Od Klematisa CD Richiego

    W przypadkowych momentach swojego życia jako Bezgwiezdny jestem w stanie określić zalety mieszkania z Dwunożnymi — choć zazwyczaj są irytujący, mówią w niezrozumiałym języku i albo są na starcie wrogo nastawieni, albo wręcz przeciwnie, dokarmiają cię w najgorszym czasie dla klanu, to jednak pod pewnymi względami mutualizm obu naszych ras jest wyjątkowo opłacalny. A przynajmniej tylko z psiej strony, w końcu jestem pewien, że nie będę ulubionym futrzastym pupilkiem Dwunożnych mieszkających na obrzeżach swoich terenów. Jak wynika z moich wieloletnich obserwacji, gatunek ten szczególnie nie przepada za jednostkami, które podkradają im pożywienie. A przecież to istotna głupota — ofiara należy nam się tak samo, jak im, z tą różnicą, że oni nie za bardzo przestrzegają Kodeksu Wojownika.
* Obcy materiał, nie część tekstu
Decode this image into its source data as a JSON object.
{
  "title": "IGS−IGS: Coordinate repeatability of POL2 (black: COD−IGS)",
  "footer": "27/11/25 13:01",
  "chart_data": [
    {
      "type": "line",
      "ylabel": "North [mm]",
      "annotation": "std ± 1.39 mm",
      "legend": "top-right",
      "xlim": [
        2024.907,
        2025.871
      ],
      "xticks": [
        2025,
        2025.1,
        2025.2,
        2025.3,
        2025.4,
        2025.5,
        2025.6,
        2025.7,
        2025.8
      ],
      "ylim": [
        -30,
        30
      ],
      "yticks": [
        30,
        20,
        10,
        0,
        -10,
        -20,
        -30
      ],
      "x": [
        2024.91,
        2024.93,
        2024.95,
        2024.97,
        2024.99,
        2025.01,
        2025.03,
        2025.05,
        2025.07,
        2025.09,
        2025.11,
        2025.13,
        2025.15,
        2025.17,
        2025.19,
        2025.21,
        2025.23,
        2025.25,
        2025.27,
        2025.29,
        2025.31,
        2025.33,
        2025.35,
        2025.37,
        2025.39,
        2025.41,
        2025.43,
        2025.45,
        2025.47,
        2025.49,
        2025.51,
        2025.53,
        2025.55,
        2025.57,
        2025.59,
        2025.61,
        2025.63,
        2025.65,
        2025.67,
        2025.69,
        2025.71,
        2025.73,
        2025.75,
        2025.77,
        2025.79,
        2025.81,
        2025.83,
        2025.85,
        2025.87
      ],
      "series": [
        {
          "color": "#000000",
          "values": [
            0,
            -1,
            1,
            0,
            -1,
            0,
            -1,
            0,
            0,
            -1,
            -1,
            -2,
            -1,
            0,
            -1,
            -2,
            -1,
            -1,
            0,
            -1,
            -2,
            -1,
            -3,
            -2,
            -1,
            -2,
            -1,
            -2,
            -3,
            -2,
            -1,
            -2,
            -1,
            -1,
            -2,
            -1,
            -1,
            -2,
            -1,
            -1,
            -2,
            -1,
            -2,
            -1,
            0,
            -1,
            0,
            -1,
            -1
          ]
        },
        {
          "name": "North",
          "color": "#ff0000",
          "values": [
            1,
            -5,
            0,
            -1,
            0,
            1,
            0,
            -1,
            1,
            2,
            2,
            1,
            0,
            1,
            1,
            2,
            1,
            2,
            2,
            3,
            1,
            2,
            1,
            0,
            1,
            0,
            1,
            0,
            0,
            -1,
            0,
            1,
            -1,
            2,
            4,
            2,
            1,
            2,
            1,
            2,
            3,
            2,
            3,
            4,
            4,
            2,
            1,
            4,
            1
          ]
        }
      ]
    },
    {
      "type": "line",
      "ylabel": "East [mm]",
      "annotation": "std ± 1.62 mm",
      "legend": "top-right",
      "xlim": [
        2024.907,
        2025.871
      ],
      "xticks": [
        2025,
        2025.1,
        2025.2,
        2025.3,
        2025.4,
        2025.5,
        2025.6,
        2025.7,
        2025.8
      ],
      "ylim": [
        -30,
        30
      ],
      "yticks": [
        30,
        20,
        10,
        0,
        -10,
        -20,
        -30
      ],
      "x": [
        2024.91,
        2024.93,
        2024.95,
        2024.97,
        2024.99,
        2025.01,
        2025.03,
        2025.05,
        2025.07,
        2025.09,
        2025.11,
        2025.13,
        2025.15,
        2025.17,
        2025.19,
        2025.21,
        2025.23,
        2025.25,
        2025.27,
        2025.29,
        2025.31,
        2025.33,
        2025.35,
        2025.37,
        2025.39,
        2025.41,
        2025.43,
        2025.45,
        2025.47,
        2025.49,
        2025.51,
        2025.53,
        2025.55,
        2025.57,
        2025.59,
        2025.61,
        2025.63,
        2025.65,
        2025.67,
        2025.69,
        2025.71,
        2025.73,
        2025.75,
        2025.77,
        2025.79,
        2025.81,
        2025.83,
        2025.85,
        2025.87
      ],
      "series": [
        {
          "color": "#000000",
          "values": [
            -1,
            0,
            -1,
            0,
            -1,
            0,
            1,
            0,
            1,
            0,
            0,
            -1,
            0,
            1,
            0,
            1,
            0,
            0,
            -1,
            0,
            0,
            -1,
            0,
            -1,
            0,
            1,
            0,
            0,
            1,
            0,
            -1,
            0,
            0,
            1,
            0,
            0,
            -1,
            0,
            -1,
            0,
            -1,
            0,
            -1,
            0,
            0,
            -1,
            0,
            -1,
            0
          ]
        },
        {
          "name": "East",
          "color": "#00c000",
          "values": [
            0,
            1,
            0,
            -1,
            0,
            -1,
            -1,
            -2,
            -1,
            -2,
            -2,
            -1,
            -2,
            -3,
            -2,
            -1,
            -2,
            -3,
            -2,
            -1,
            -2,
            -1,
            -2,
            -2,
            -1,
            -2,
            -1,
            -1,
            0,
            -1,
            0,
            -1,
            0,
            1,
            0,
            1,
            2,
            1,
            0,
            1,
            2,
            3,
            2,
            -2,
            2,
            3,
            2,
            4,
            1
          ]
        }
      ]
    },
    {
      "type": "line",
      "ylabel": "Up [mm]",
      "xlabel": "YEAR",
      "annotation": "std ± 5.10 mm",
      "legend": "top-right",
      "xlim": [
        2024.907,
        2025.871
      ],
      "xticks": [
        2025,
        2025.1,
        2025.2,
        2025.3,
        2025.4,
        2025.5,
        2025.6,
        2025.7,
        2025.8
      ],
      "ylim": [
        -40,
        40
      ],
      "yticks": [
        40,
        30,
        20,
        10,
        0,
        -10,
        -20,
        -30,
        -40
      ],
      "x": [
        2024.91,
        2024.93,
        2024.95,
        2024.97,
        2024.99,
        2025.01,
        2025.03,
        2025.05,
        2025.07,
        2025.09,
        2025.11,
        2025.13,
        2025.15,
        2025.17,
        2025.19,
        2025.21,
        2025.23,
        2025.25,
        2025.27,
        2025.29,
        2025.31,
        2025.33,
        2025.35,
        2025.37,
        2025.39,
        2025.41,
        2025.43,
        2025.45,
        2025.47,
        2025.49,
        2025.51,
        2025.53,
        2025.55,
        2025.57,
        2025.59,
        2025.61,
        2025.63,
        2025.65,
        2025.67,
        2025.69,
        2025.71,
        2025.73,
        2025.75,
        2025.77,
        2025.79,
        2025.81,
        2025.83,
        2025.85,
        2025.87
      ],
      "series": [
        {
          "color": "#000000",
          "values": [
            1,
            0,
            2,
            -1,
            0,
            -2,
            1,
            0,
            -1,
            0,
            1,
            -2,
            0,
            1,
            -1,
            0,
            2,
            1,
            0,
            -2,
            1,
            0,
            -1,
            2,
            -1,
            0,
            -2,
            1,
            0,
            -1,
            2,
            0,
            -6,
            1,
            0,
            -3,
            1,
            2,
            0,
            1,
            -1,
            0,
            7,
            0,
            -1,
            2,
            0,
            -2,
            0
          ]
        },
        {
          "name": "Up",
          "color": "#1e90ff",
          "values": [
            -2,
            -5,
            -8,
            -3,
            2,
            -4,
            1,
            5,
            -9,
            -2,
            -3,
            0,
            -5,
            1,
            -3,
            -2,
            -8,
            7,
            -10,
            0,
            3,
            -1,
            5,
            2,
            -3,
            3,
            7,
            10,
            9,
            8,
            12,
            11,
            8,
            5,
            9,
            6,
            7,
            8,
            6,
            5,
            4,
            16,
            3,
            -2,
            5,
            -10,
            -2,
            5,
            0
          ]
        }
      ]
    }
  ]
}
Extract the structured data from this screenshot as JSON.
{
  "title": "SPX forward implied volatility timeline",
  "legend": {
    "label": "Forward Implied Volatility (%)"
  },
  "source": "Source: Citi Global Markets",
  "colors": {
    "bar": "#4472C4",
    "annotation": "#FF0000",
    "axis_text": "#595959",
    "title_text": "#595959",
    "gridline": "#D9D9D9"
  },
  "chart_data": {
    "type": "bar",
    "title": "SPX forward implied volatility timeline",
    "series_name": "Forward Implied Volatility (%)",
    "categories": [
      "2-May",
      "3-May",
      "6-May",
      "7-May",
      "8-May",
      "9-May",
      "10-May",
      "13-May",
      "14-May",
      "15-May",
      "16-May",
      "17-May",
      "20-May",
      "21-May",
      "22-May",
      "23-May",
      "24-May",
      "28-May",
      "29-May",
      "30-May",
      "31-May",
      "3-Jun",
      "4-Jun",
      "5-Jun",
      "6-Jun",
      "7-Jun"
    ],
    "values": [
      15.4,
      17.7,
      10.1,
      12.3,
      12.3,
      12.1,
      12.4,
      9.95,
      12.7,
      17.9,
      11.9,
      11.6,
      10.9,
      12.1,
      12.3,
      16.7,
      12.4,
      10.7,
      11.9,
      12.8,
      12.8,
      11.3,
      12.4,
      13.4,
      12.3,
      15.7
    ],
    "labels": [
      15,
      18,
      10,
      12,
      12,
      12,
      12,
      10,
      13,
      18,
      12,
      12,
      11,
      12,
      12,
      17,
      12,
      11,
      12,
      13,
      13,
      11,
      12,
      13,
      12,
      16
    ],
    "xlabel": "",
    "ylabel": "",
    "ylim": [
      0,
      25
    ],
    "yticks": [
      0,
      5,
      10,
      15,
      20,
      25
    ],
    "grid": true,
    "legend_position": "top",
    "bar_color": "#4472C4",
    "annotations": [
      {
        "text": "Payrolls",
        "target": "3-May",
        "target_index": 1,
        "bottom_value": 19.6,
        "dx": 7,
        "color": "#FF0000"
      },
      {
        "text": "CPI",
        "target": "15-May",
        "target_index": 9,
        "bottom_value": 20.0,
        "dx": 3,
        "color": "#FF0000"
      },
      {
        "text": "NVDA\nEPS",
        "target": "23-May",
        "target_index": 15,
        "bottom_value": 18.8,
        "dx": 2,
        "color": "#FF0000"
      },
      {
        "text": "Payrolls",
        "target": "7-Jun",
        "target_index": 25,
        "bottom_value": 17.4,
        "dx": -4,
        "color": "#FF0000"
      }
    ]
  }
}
    Wzdycham. Ja też nie powinienem. Zapewne dlatego teraz krążę wokół prowizorycznie postawionych desek przy domu, szukając dziury na tyle dużej, abym mógł się przez nią przecisnąć. O dziwo, nie jestem pierwszym psem, który wpadł na ten pomysł; istoty te są jednak na tyle głupie, że jeszcze nie zauważyły błędu własnego budownictwa. Nie jest to może najlepsza szczelina, będąc zmuszony do wciągnięcia brzucha, żeby przez nią przejść, ale finalnie dostaję się na drugą stronę płotu.
    Próbuję poruszać się bezszelestnie blisko desek, mając nadzieję, że Dwunożni nie wykryją mojej obecności — płot nieco uniemożliwia mi szybką ucieczkę, musiałbym cofnąć się z powrotem do dziury, przez którą się tutaj znalazłem, a przecież wtedy nasz psi sekret zostanie odkryty i będziemy musieli odrzucić drogę na skróty do znalezienia pożywienia. To nie jest trudne, myślę, czając się przy ziemi. Mam w końcu tyle możliwości do wyboru! Rozglądam się dokoła, chcąc dobrać rodzaj zwierzyny do swojej obecnej sytuacji. Cicho, bezszelestnie, nie zwracając na siebie uwagi, ale też w pojedynkę. Krowa odpada — zrobiłoby się zbyt dużo szumu, nie przecisnąłbym się przez dziurę i potrzebowałbym jeszcze paru silniejszych Bezgwiezdnych do tej roboty. Świnia? Te tutaj wydają się dziwnie przy kości, na upartego mógłbym skraść samo prosię. Kury? Kur—
    Nadstawiam uszu, słysząc rozpaczliwe wycie. Nie brzmi ono jednak jak krzyk z bólu, lecz desperacji, podejrzewam, że ktoś musiał gdzieś utknąć. Poza tym głos brzmi dziwnie znajomo. Wywracam oczami. To pewnie jakiś idiota z innego klanu zawalił misję zdobycia żarcia.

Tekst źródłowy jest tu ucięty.